同日には「ベトナム・日本宇宙ビジョンフォーラム2026」も開催され、両国の政府関係者や研究機関、企業の代表が参加した。
衛星運用を担う管制センターを視察
式典に先立ち、チン首相らはベトナム国家宇宙センターの衛星管制・運用センターを視察した。
同センターでは
- 軌道上の衛星の状態監視
- 衛星の運用計画の策定
- データ受信と処理
などを行い、政府機関や地方自治体への情報提供のほか、国家安全保障にも活用される。
宇宙開発の重要な節目
チン首相はフォーラムで、ベトナムが新たな発展段階に入る中で宇宙開発の重要性が高まっていると指摘した。
国家宇宙センターの完成と日越宇宙フォーラムの開催は、ベトナムの宇宙科学技術分野における重要な節目であり、同時に日本との協力関係をより実質的で深いものにする契機になると述べた。
日本のODAで建設された大型科学プロジェクト
ベトナムの国家宇宙センターは、日本政府の政府開発援助(ODA)資金を活用して建設された科学技術プロジェクトである。

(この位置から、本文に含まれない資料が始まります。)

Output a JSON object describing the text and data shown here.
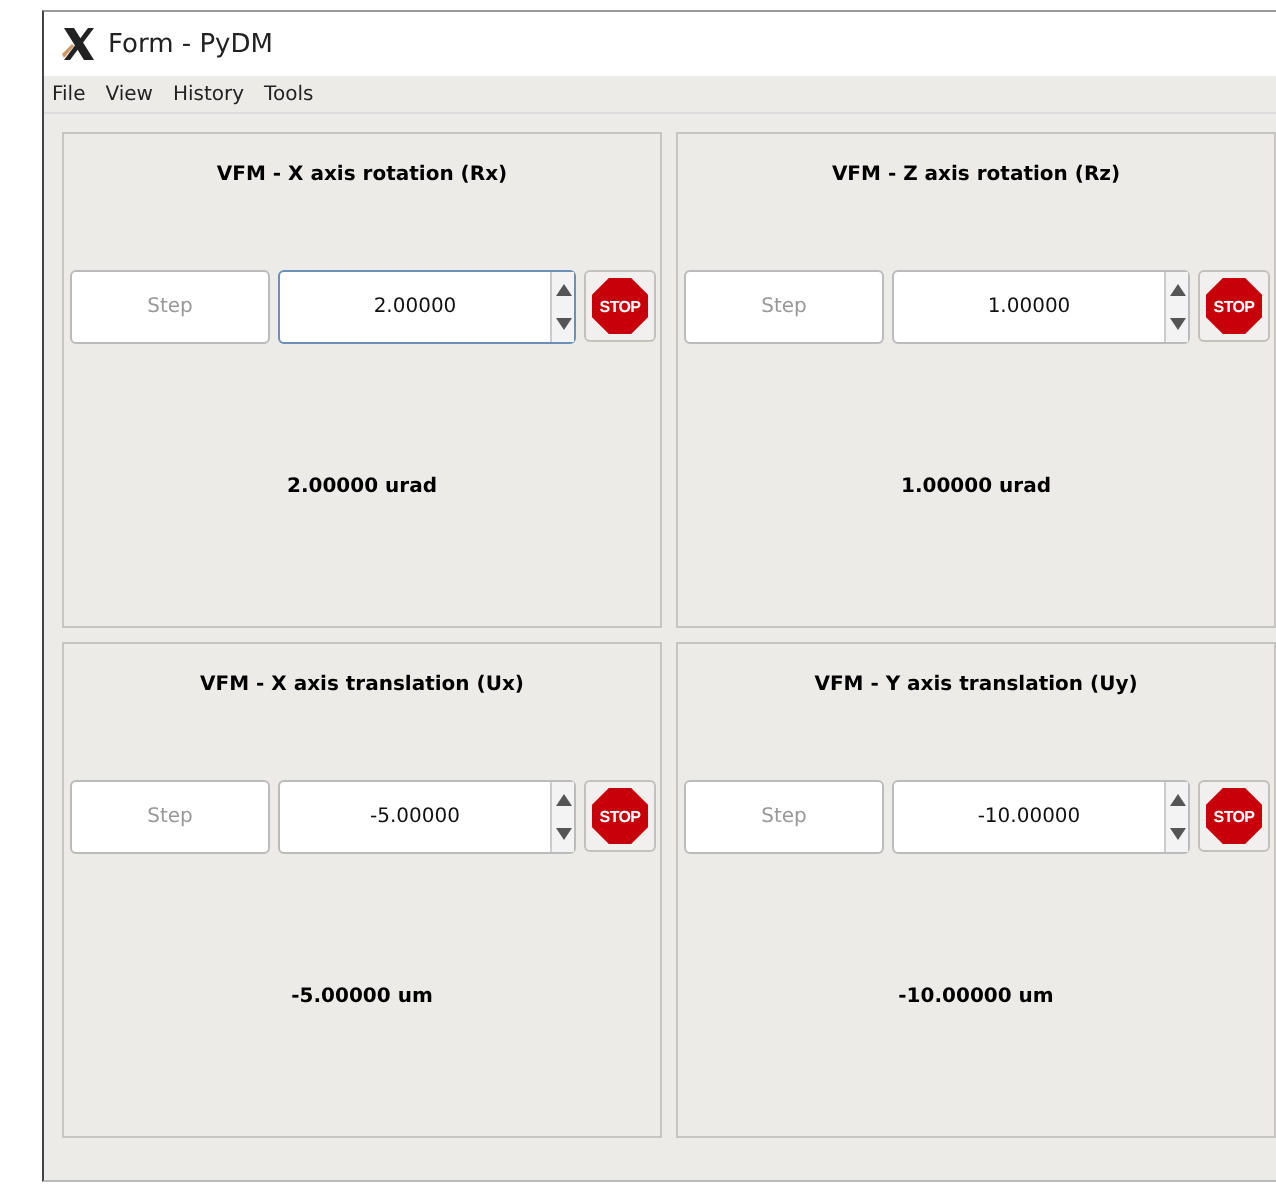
{
  "window": {
    "title": "Form - PyDM"
  },
  "menu": [
    "File",
    "View",
    "History",
    "Tools"
  ],
  "panels": [
    {
      "title": "VFM - X axis rotation (Rx)",
      "step_placeholder": "Step",
      "value": "2.00000",
      "focused": true,
      "stop": "STOP",
      "reading": "2.00000 urad"
    },
    {
      "title": "VFM - Z axis rotation (Rz)",
      "step_placeholder": "Step",
      "value": "1.00000",
      "focused": false,
      "stop": "STOP",
      "reading": "1.00000 urad"
    },
    {
      "title": "VFM - X axis translation (Ux)",
      "step_placeholder": "Step",
      "value": "-5.00000",
      "focused": false,
      "stop": "STOP",
      "reading": "-5.00000 um"
    },
    {
      "title": "VFM - Y axis translation (Uy)",
      "step_placeholder": "Step",
      "value": "-10.00000",
      "focused": false,
      "stop": "STOP",
      "reading": "-10.00000 um"
    }
  ]
}
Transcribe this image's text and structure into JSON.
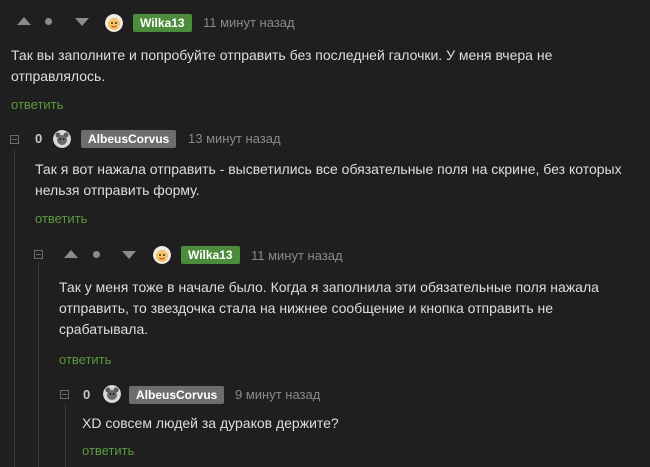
{
  "comments": [
    {
      "author": "Wilka13",
      "time": "11 минут назад",
      "text": "Так вы заполните и попробуйте отправить без последней галочки. У меня вчера не отправлялось.",
      "reply_label": "ответить"
    },
    {
      "score": "0",
      "author": "AlbeusCorvus",
      "time": "13 минут назад",
      "text": "Так я вот нажала отправить - высветились все обязательные поля на скрине, без которых нельзя отправить форму.",
      "reply_label": "ответить"
    },
    {
      "author": "Wilka13",
      "time": "11 минут назад",
      "text": "Так у меня тоже в начале было. Когда я заполнила эти обязательные поля нажала отправить, то звездочка стала на нижнее сообщение и кнопка отправить не срабатывала.",
      "reply_label": "ответить"
    },
    {
      "score": "0",
      "author": "AlbeusCorvus",
      "time": "9 минут назад",
      "text": "XD совсем людей за дураков держите?",
      "reply_label": "ответить"
    }
  ],
  "colors": {
    "background": "#1f1f1f",
    "author_badge_op": "#4c8c3a",
    "author_badge_other": "#6d6d6d",
    "reply_link": "#5a9a3e"
  },
  "icons": [
    "vote-up-icon",
    "vote-dot-icon",
    "vote-down-icon",
    "collapse-icon",
    "avatar-bear-icon",
    "avatar-face-icon"
  ]
}
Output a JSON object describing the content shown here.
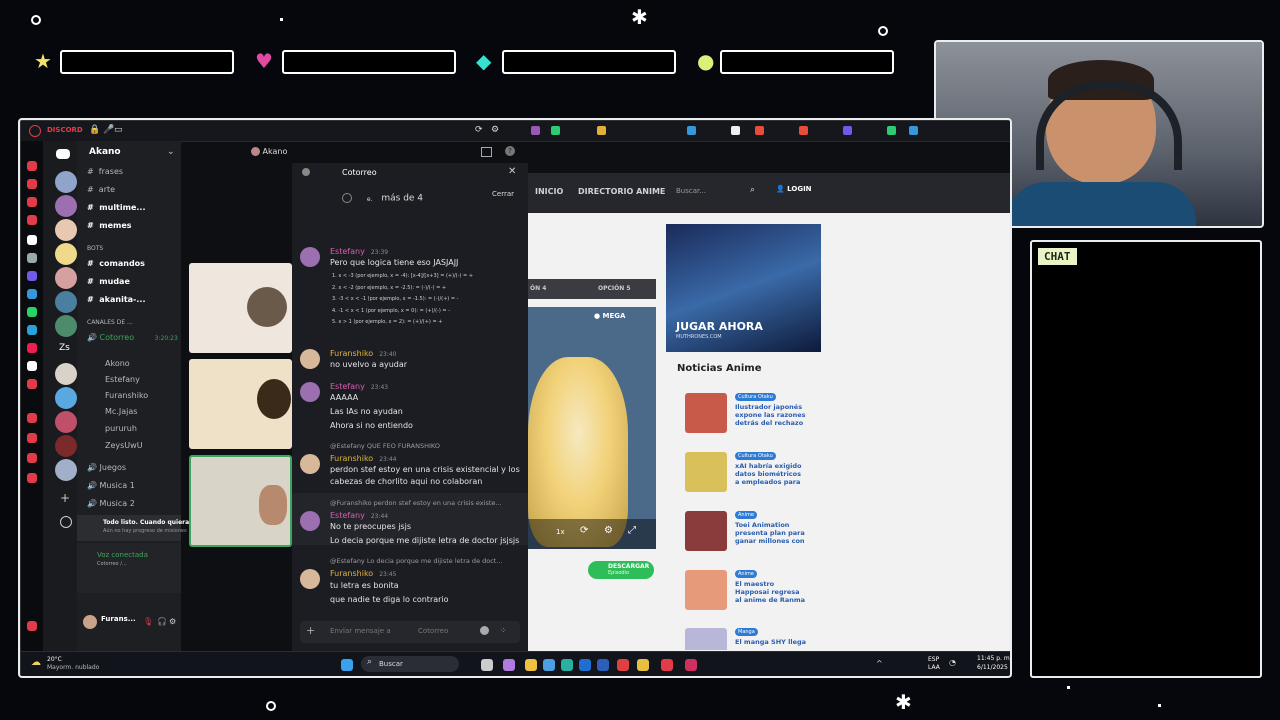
{
  "overlay": {
    "chat_label": "CHAT"
  },
  "discord": {
    "app_name": "DISCORD",
    "window_title": "Akano",
    "server_name": "Akano",
    "channels": [
      {
        "name": "frases"
      },
      {
        "name": "arte"
      },
      {
        "name": "multime..."
      },
      {
        "name": "memes"
      },
      {
        "name": "BOTS"
      },
      {
        "name": "comandos"
      },
      {
        "name": "mudae"
      },
      {
        "name": "akanita-..."
      },
      {
        "name": "CANALES DE ..."
      },
      {
        "name": "Cotorreo"
      }
    ],
    "voice_time": "3:20:23",
    "voice_users": [
      "Akono",
      "Estefany",
      "Furanshiko",
      "Mc.Jajas",
      "pururuh",
      "ZeysUwU"
    ],
    "voice_channels": [
      "Juegos",
      "Musica 1",
      "Musica 2"
    ],
    "activity_title": "Todo listo. Cuando quieras...",
    "activity_sub": "Aún no hay progreso de misiones",
    "voice_status": "Voz conectada",
    "voice_sub": "Cotorreo /...",
    "user_name": "Furans...",
    "chat": {
      "title": "Cotorreo",
      "close_tooltip": "Cerrar",
      "poll_option": "más de 4",
      "poll_letter": "e.",
      "input_placeholder": "Enviar mensaje a",
      "input_channel": "Cotorreo",
      "messages": [
        {
          "author": "Estefany",
          "time": "23:39",
          "text": "Pero que logica tiene eso JASJAJJ"
        },
        {
          "author": "Furanshiko",
          "time": "23:40",
          "text": "no uvelvo a ayudar"
        },
        {
          "author": "Estefany",
          "time": "23:43",
          "text": "AAAAA"
        },
        {
          "author": "",
          "time": "",
          "text": "Las IAs no ayudan"
        },
        {
          "author": "",
          "time": "",
          "text": "Ahora si no entiendo"
        },
        {
          "author": "Furanshiko",
          "time": "23:44",
          "text": "perdon stef estoy en una crisis existencial y los"
        },
        {
          "author": "",
          "time": "",
          "text": "cabezas de chorlito aqui no colaboran"
        },
        {
          "author": "Estefany",
          "time": "23:44",
          "text": "No te preocupes jsjs"
        },
        {
          "author": "",
          "time": "",
          "text": "Lo decia porque me dijiste letra de doctor jsjsjs"
        },
        {
          "author": "Furanshiko",
          "time": "23:45",
          "text": "tu letra es bonita"
        },
        {
          "author": "",
          "time": "",
          "text": "que nadie te diga lo contrario"
        }
      ],
      "replies": [
        "@Estefany QUE FEO FURANSHIKO",
        "@Furanshiko perdon stef estoy en una crisis existe...",
        "@Estefany Lo decia porque me dijiste letra de doct..."
      ],
      "math_lines": [
        "1.  x < -3 (por ejemplo, x = -4): [x-4]/[x+3] = (+)/(-) = +",
        "2.  x < -2 (por ejemplo, x = -2.5): = (-)/(-) = +",
        "3.  -3 < x < -1 (por ejemplo, x = -1.5): = (-)/(+) = -",
        "4.  -1 < x < 1 (por ejemplo, x = 0): = (+)/(-) = -",
        "5.  x > 1 (por ejemplo, x = 2): = (+)/(+) = +"
      ]
    }
  },
  "website": {
    "nav": [
      "INICIO",
      "DIRECTORIO ANIME"
    ],
    "search_placeholder": "Buscar...",
    "login": "LOGIN",
    "options": [
      "ÓN 4",
      "OPCIÓN 5"
    ],
    "player_label": "MEGA",
    "player_speed": "1x",
    "download_label": "DESCARGAR",
    "download_sub": "Episodio",
    "ad_title": "JUGAR AHORA",
    "ad_sub": "MUTHRONES.COM",
    "news_heading": "Noticias Anime",
    "news": [
      {
        "tag": "Cultura Otaku",
        "title": "Ilustrador japonés expone las razones detrás del rechazo",
        "thumb": "#c85a4a",
        "tagcolor": "#2e7bd6"
      },
      {
        "tag": "Cultura Otaku",
        "title": "xAI habría exigido datos biométricos a empleados para",
        "thumb": "#d9c05a",
        "tagcolor": "#2e7bd6"
      },
      {
        "tag": "Anime",
        "title": "Toei Animation presenta plan para ganar millones con",
        "thumb": "#8a3c3c",
        "tagcolor": "#2e7bd6"
      },
      {
        "tag": "Anime",
        "title": "El maestro Happosai regresa al anime de Ranma",
        "thumb": "#e79a7a",
        "tagcolor": "#2e7bd6"
      },
      {
        "tag": "Manga",
        "title": "El manga SHY llega",
        "thumb": "#b9b7d9",
        "tagcolor": "#2e7bd6"
      }
    ]
  },
  "taskbar": {
    "weather_temp": "20°C",
    "weather_desc": "Mayorm. nublado",
    "search": "Buscar",
    "lang": "ESP",
    "lang_sub": "LAA",
    "time": "11:45 p. m.",
    "date": "6/11/2025"
  }
}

総投資額は7兆VND超、敷地面積は約9ヘクタールに及び、東南アジアでも先進的な宇宙関連インフラの一つとされる。
施設には次のような機能が整備されている。
- 衛星運用センター
- 衛星データ活用センター
- 衛星研究開発センター
- 宇宙技術加工施設
- 直径9.3mのアンテナを備えた地上システム
- 宇宙博物館
- 人材育成・技術移転センター
これらの施設はすでに完成し、運用が開始されている。
地球観測衛星と災害対策を強化
プロジェクトの主な目的は次の2点である。
- 地球観測衛星技術の移転と人材育成
- 災害対策や環境監視への衛星データ活用
これにより
- 自然災害対策
- 気候変動への対応
- 資源管理
- 環境監視
などの能力強化が期待されている。
日本との共同開発衛星も進展
同プロジェクトでは宇宙技術者の育成も進められており、日本での研修により36人の宇宙技術分野の修士人材が育成された。

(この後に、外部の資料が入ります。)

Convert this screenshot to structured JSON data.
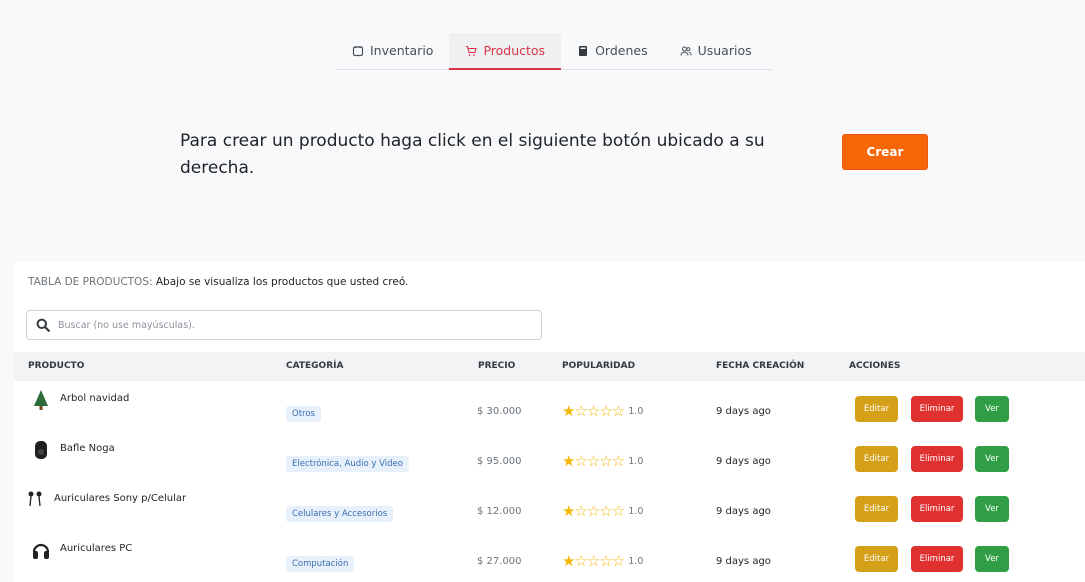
{
  "tabs": [
    {
      "label": "Inventario",
      "icon": "inventory-icon"
    },
    {
      "label": "Productos",
      "icon": "cart-icon",
      "active": true
    },
    {
      "label": "Ordenes",
      "icon": "book-icon"
    },
    {
      "label": "Usuarios",
      "icon": "users-icon"
    }
  ],
  "intro": {
    "text": "Para crear un producto haga click en el siguiente botón ubicado a su derecha.",
    "create_label": "Crear"
  },
  "table": {
    "title_prefix": "TABLA DE PRODUCTOS:",
    "title_rest": " Abajo se visualiza los productos que usted creó.",
    "search_placeholder": "Buscar (no use mayúsculas).",
    "headers": [
      "PRODUCTO",
      "CATEGORÍA",
      "PRECIO",
      "POPULARIDAD",
      "FECHA CREACIÓN",
      "ACCIONES"
    ],
    "rows": [
      {
        "name": "Arbol navidad",
        "category": "Otros",
        "price": "$ 30.000",
        "rating": "1.0",
        "date": "9 days ago"
      },
      {
        "name": "Bafle Noga",
        "category": "Electrónica, Audio y Video",
        "price": "$ 95.000",
        "rating": "1.0",
        "date": "9 days ago"
      },
      {
        "name": "Auriculares Sony p/Celular",
        "category": "Celulares y Accesorios",
        "price": "$ 12.000",
        "rating": "1.0",
        "date": "9 days ago"
      },
      {
        "name": "Auriculares PC",
        "category": "Computación",
        "price": "$ 27.000",
        "rating": "1.0",
        "date": "9 days ago"
      }
    ],
    "actions": {
      "edit": "Editar",
      "delete": "Eliminar",
      "view": "Ver"
    }
  },
  "colors": {
    "accent": "#dc3545",
    "create": "#f76707",
    "edit": "#d4a017",
    "delete": "#e03131",
    "view": "#2f9e44",
    "star": "#f2b705"
  }
}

また、試験衛星「マイクロドラゴン」は2019年、Epsilon-4ロケットで打ち上げに成功している。
現在は地球観測衛星「LOTUSat-1」の製造と地上システムの整備が完了しており、運用段階に向けた準備が進められている。
※本記事は、各ニュースソースを参考に独自に編集・作成しています。